Papandreou’s socialist government has faced an uphill struggle to meet the terms of the bailout from other EU countries that use the euro and the International Monetary Fund.

The next batch of loans

The country’s finances are currently being reviewed by inspectors from the IMF, the European Central Bank and European Commission to determine whether Greece can receive the next batch of loans under the programme, worth €12 billion.

Finance Minister George Papaconstantinou warned on Monday his country faces default unless it can secure the next installment, saying Greece would be unable to pay salaries and pensions without the funds. But he expressed confidence that the funds would be disbursed as planned, after the inspection visit.

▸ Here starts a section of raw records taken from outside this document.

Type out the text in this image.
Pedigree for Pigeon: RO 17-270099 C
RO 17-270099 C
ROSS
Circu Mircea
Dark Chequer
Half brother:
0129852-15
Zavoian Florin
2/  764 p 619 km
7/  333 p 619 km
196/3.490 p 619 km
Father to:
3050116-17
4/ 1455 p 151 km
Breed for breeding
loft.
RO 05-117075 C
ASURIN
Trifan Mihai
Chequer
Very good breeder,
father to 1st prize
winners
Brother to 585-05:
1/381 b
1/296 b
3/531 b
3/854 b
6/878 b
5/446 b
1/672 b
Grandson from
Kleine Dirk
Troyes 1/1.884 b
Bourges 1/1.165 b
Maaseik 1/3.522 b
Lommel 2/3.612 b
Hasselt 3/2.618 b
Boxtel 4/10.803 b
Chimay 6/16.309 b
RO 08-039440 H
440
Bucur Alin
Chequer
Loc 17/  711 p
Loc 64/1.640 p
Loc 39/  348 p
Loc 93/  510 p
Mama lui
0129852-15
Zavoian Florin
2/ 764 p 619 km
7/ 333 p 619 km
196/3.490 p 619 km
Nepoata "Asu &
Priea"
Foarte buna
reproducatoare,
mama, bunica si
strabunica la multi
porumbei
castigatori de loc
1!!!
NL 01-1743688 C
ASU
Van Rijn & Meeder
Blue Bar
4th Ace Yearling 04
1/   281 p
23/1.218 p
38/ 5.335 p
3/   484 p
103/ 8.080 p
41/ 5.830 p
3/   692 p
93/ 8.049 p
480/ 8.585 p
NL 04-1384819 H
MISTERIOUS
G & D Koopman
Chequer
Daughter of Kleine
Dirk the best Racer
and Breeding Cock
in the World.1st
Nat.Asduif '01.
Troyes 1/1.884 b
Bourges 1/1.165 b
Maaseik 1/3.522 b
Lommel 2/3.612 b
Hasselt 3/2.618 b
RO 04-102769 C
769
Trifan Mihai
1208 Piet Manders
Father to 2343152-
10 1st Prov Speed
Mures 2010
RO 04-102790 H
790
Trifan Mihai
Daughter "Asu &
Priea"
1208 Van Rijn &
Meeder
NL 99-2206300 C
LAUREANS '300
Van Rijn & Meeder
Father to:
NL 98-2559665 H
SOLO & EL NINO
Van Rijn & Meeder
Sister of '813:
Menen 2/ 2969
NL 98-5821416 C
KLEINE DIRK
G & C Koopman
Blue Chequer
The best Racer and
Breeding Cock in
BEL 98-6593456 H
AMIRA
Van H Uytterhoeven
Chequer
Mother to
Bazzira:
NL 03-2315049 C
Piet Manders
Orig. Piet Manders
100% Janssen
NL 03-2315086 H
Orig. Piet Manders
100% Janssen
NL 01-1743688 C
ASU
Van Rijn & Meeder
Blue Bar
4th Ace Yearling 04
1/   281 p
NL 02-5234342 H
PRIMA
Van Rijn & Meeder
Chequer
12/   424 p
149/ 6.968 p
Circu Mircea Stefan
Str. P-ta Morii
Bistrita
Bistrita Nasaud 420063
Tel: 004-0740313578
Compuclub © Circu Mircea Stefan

Even with the loans, many analysts and European politicians are skeptical that the country can pull itself out of the debt crisis and reduce a budget deficit of 10.5 per cent and debt of more than €340 billion without some form of debt restructuring — paying lenders less than the full amount or later than originally scheduled.

Ratings agency Moody’s said Tuesday that it would consider a restructuring of debt to be a default, and said such a move could affect other struggling European states.

“Moody’s believes that a default is likely to have adverse credit rating implications for Greece, possibly some other stressed European sovereigns, and the Greek banks, regardless of the efforts made to achieve an “orderly” outcome. The full impact on Europe’s capital markets would be hard to predict and harder still to control,” the agency said.